2012年のベネチア国際映画祭に出席したレッドフォードさん(ゲッティ)
ハリウッドで得た収入でユタ州のスキー場の土地を購入。「サンダンス」と名付け、インディペンデント映画を支援する「サンダンス映画祭」を創設した。この名称は、「明日に向って撃て!」の役名にちなんだもの。さらに、サンダンス・インスティテュート、サンダンス・シネマズなども設立した。
2002年には、「俳優、監督、プロデューサー、サンダンスの創設者として、世界中のインディペンデントで革新的な映画製作者たちにインスピレーションを与えた」としてアカデミー名誉賞を授与された。

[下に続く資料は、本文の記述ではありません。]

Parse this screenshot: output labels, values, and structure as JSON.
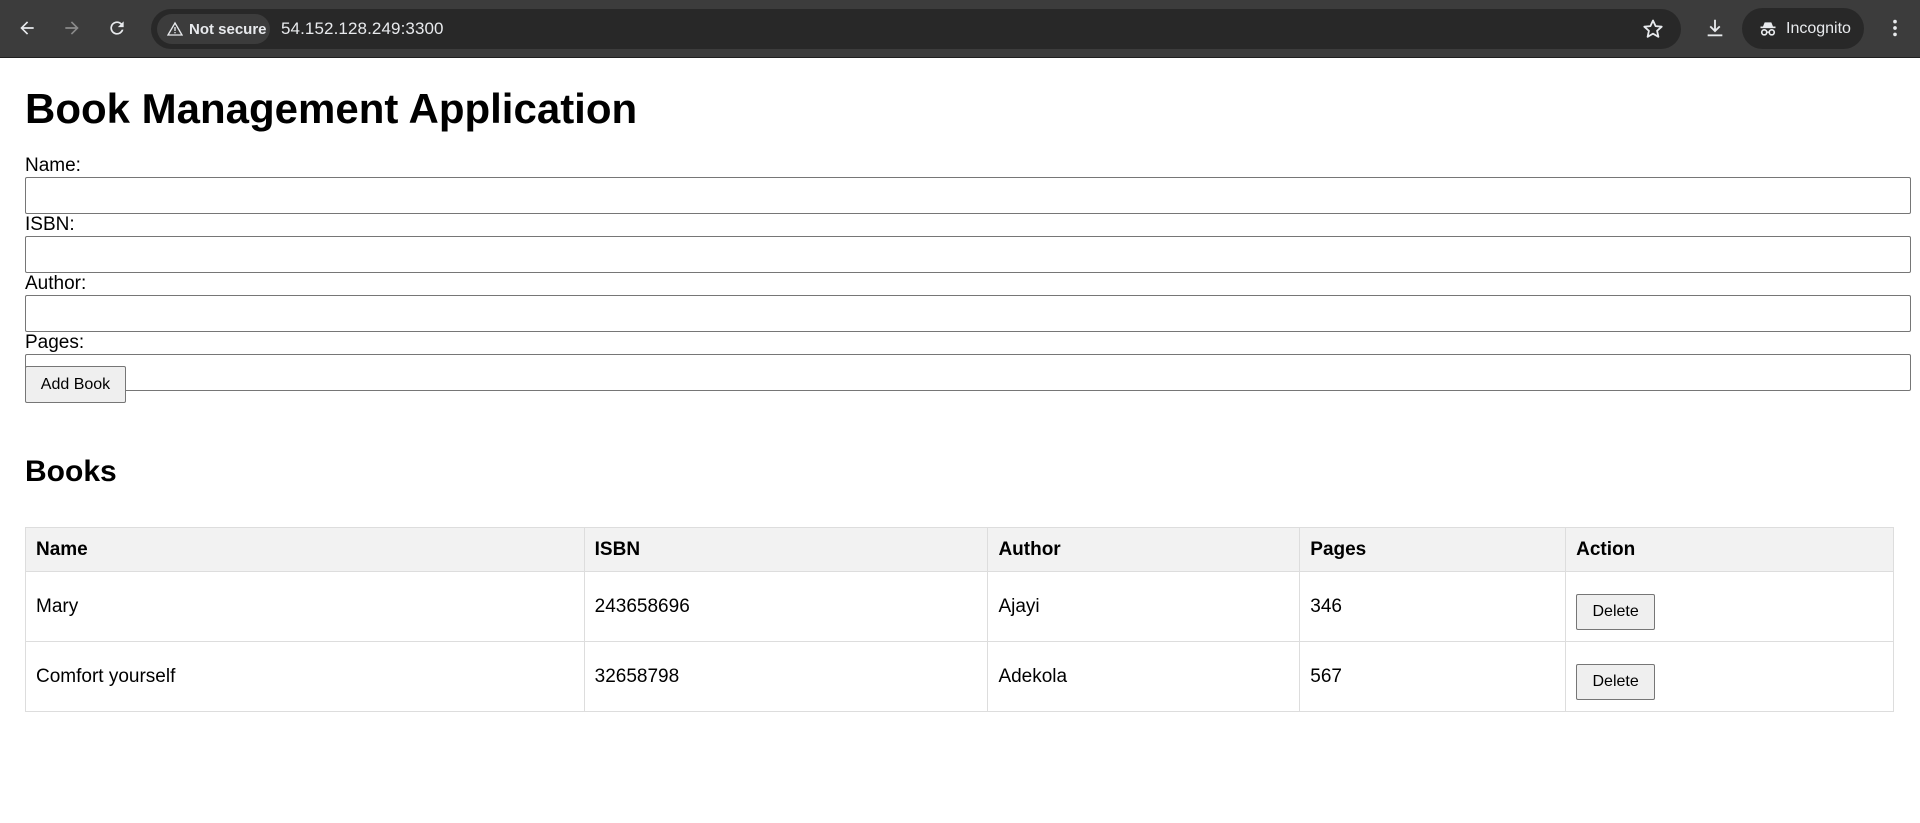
{
  "browser": {
    "security_label": "Not secure",
    "url": "54.152.128.249:3300",
    "profile_label": "Incognito"
  },
  "page": {
    "title": "Book Management Application",
    "form": {
      "fields": [
        {
          "label": "Name:",
          "value": ""
        },
        {
          "label": "ISBN:",
          "value": ""
        },
        {
          "label": "Author:",
          "value": ""
        },
        {
          "label": "Pages:",
          "value": ""
        }
      ],
      "submit_label": "Add Book"
    },
    "books_heading": "Books",
    "table": {
      "headers": [
        "Name",
        "ISBN",
        "Author",
        "Pages",
        "Action"
      ],
      "rows": [
        {
          "name": "Mary",
          "isbn": "243658696",
          "author": "Ajayi",
          "pages": "346",
          "action": "Delete"
        },
        {
          "name": "Comfort yourself",
          "isbn": "32658798",
          "author": "Adekola",
          "pages": "567",
          "action": "Delete"
        }
      ]
    }
  }
}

2018年、最後の出演作となった「さらば愛しきアウトロー」の公開を機に俳優業からの引退を表明。当時81歳だったレッドフォードさんは米誌エンターテインメント・ウイークリーに対し、「決して『ない』とは言わないが、俳優としてはこれで最後だとほぼ結論づけた。21歳から続けてきたのだから、これで引退に向かう。もう十分だろう、と。とても明るく前向きな作品で最後を飾るのは悪くないのでは?」と語っていた。
環境活動家としても知られ、キャリアの大部分を通じてクリーンエネルギーの利用などを訴え、長年にわたり自然資源防衛協議会の理事を務めた。米誌ローリング・ストーンの2021年のインタビューでは、1989年の会議で地球温暖化の脅威を知ったことが「警鐘となった」と語り、「行動しなければならないことがある時、すぐに行動すべきだと気づいた」と述べている。
私生活では1958年にローラ・バン・ワゲネンさんと結婚し4人の子どもをもうけたが、長男は乳幼児突然死症候群で生後10週で亡くなった。85年に離婚。90年代に出会ったシビル・ザガースさんと2009年に結婚した。妻のザガースさんと3人の子ども、7人の孫がいる。